Both sets of results bolster the so-called Out of Africa model of human origins. "We think that anything existing in Asian males was replaced by this," says Hammer. Underhill agrees: "I think this speaks persuasively for an Out of Africa origin for modern humans."
But Hammer's group, whose findings are in press in the journal Molecular Biology
and Evolution, has added a twist to the scenario. These researchers also see
evidence that some of Adam's descendants who emigrated to Asia later returned to Africa,
with a new mutation on the Y that arose in Asia. In addition, Hammer says that African
males could have interbred with Asian females, and traces of those women's genes may still
be in our nuclear genome.
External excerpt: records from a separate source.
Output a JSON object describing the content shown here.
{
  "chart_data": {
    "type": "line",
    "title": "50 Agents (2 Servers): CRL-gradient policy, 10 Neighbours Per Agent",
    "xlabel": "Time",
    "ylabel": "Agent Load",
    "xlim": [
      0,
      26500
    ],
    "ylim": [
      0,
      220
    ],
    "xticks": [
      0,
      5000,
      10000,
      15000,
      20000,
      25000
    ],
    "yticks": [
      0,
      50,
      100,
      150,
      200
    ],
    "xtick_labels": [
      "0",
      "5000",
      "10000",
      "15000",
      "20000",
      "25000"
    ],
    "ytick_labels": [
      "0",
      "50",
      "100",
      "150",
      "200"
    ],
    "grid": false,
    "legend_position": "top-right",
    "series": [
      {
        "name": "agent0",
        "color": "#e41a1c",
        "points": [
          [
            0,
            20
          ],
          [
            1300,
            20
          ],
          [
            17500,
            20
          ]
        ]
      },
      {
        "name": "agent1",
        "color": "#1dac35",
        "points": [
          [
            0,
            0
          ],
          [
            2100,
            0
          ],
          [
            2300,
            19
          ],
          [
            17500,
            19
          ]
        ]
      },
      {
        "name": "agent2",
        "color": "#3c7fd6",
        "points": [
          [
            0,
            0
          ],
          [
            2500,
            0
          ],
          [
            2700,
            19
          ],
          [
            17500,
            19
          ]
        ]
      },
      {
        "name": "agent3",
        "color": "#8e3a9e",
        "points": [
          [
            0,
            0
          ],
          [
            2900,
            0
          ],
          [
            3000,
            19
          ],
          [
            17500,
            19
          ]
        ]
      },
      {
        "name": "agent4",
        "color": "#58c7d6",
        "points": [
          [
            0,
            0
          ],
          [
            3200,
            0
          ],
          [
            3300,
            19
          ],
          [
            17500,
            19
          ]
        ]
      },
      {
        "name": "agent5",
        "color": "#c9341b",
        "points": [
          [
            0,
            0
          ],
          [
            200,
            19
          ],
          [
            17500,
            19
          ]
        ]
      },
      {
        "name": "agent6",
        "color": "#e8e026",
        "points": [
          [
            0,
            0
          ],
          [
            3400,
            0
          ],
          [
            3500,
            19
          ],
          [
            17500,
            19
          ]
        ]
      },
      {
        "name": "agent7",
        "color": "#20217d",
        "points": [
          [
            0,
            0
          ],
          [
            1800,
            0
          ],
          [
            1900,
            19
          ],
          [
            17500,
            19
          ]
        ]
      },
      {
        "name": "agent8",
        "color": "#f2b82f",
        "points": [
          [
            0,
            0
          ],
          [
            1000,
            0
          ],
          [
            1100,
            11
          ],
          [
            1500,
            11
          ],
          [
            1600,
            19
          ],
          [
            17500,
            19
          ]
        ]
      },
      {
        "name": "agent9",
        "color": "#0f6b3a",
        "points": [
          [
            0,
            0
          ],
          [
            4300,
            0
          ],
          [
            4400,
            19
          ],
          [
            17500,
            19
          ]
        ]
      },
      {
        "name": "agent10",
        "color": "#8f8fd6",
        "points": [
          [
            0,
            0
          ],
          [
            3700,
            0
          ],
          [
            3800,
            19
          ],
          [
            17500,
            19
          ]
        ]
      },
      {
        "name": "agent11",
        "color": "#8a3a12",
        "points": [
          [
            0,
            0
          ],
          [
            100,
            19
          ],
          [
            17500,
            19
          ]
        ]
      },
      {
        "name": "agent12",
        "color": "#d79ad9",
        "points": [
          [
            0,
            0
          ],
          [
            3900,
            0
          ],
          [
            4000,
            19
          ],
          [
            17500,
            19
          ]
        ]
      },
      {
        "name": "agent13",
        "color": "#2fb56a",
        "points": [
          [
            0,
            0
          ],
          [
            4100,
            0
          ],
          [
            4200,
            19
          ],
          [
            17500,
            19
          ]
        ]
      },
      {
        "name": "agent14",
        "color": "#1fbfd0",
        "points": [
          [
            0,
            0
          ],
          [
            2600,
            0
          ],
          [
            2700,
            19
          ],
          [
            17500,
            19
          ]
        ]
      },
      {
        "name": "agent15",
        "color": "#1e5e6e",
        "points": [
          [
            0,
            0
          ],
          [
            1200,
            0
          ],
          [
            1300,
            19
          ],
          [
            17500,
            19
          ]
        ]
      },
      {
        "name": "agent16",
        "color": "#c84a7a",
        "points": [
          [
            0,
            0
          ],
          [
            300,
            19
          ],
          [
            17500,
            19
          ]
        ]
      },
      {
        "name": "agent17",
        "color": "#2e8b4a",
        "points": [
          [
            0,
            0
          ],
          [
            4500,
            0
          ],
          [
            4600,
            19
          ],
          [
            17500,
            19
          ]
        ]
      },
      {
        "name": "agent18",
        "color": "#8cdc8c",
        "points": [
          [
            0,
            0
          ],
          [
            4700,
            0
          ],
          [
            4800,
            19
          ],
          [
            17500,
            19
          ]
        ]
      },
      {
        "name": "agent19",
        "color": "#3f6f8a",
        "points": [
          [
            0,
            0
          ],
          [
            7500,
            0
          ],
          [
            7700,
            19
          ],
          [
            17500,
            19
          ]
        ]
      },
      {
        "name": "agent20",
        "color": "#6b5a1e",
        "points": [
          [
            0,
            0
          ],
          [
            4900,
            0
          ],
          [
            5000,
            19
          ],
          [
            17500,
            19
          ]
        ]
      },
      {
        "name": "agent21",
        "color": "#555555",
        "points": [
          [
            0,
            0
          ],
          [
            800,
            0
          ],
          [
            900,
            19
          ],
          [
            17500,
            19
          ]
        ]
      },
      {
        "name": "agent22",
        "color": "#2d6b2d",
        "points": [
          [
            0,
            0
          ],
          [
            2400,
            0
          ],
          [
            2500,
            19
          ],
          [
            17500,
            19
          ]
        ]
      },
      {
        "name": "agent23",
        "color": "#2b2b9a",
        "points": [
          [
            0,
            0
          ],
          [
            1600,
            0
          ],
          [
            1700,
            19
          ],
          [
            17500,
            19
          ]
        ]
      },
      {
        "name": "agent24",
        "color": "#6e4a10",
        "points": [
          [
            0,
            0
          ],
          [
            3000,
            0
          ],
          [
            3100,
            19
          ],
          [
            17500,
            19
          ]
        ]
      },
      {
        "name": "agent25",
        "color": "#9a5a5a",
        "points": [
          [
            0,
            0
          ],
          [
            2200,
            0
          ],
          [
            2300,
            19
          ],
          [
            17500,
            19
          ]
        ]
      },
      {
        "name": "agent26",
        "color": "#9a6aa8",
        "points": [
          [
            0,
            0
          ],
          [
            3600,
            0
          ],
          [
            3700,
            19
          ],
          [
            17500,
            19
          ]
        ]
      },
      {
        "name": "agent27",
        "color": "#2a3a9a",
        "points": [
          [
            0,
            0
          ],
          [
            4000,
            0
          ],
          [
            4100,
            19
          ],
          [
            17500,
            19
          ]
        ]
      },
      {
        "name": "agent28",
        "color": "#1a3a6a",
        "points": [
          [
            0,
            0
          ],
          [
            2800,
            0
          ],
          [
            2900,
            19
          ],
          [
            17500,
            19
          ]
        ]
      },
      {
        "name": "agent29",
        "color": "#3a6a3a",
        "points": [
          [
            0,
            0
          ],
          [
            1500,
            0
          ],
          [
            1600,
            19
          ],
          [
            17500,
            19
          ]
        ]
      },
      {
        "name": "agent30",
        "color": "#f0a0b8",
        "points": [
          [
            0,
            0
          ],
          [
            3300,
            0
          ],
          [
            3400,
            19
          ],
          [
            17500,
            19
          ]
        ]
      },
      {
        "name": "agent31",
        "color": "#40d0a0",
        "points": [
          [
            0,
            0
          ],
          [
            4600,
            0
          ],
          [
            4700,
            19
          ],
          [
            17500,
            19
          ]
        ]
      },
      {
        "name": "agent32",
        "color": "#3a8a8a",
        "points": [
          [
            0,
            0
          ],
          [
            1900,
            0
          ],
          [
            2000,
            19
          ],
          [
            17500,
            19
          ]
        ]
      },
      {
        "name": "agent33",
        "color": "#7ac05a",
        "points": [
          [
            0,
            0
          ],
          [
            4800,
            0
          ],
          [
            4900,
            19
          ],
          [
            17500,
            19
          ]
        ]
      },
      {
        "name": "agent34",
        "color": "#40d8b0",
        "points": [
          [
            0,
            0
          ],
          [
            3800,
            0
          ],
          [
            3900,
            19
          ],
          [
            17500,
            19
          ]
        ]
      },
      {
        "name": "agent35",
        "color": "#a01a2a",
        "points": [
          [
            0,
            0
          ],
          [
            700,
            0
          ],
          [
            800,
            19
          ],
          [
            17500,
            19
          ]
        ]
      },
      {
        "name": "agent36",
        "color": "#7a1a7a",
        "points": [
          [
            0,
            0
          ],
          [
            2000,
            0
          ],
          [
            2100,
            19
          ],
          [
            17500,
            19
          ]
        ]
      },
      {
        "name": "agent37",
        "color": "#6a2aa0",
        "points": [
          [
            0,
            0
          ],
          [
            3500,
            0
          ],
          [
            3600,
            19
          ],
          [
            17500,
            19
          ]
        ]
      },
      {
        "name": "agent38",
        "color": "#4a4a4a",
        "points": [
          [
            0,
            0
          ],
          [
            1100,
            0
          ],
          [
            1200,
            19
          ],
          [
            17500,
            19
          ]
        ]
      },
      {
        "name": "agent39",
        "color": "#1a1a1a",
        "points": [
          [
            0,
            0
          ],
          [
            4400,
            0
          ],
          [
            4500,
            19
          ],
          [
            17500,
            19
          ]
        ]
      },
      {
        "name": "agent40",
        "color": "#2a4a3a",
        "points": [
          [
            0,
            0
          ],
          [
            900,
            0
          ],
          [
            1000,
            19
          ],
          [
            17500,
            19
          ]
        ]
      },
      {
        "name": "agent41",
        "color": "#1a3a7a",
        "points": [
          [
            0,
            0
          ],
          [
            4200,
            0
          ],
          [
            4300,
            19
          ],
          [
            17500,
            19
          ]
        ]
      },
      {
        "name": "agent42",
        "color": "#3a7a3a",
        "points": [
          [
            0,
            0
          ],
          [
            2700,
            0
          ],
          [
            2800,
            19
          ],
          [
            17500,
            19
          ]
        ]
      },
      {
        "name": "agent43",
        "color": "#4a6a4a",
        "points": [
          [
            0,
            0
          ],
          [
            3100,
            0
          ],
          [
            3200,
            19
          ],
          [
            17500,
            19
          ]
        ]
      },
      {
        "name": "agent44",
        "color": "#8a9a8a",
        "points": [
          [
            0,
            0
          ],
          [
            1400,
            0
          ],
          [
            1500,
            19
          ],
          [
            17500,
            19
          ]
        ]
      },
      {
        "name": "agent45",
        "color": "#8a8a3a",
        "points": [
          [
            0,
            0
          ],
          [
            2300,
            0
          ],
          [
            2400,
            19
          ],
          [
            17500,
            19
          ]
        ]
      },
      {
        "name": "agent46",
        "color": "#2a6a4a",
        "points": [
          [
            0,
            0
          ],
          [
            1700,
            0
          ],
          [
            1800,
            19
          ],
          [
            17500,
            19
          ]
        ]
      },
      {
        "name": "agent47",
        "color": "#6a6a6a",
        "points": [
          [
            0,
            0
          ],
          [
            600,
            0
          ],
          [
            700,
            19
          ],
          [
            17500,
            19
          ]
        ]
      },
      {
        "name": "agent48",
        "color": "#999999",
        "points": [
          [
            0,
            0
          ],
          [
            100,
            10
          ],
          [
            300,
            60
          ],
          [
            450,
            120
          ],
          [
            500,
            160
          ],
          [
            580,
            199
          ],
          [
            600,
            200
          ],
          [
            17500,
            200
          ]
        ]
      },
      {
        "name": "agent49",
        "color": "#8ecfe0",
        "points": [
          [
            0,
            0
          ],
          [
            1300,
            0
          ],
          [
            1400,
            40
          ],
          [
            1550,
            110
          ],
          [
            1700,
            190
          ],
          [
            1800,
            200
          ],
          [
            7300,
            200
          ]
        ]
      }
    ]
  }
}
Indeed, other researchers have already reported signs of an
ancient Asian origin for a 
-globin
gene (Science, 25 April, p. 535).
So, Hammer favors a model that shows a wave of modern people coming out of Africa, replacing most of the genes of ancient people, but interbreeding enough to add some ancient non-African genes to our genome. Paleoanthropologist Fred Smith of Northern Illinois University in De Kalb, who proposed one such intermediate model, predicts that like so much of human history, the real story "won't be black or white. Genes and fossils are showing that population dynamics are a lot more complex than we thought."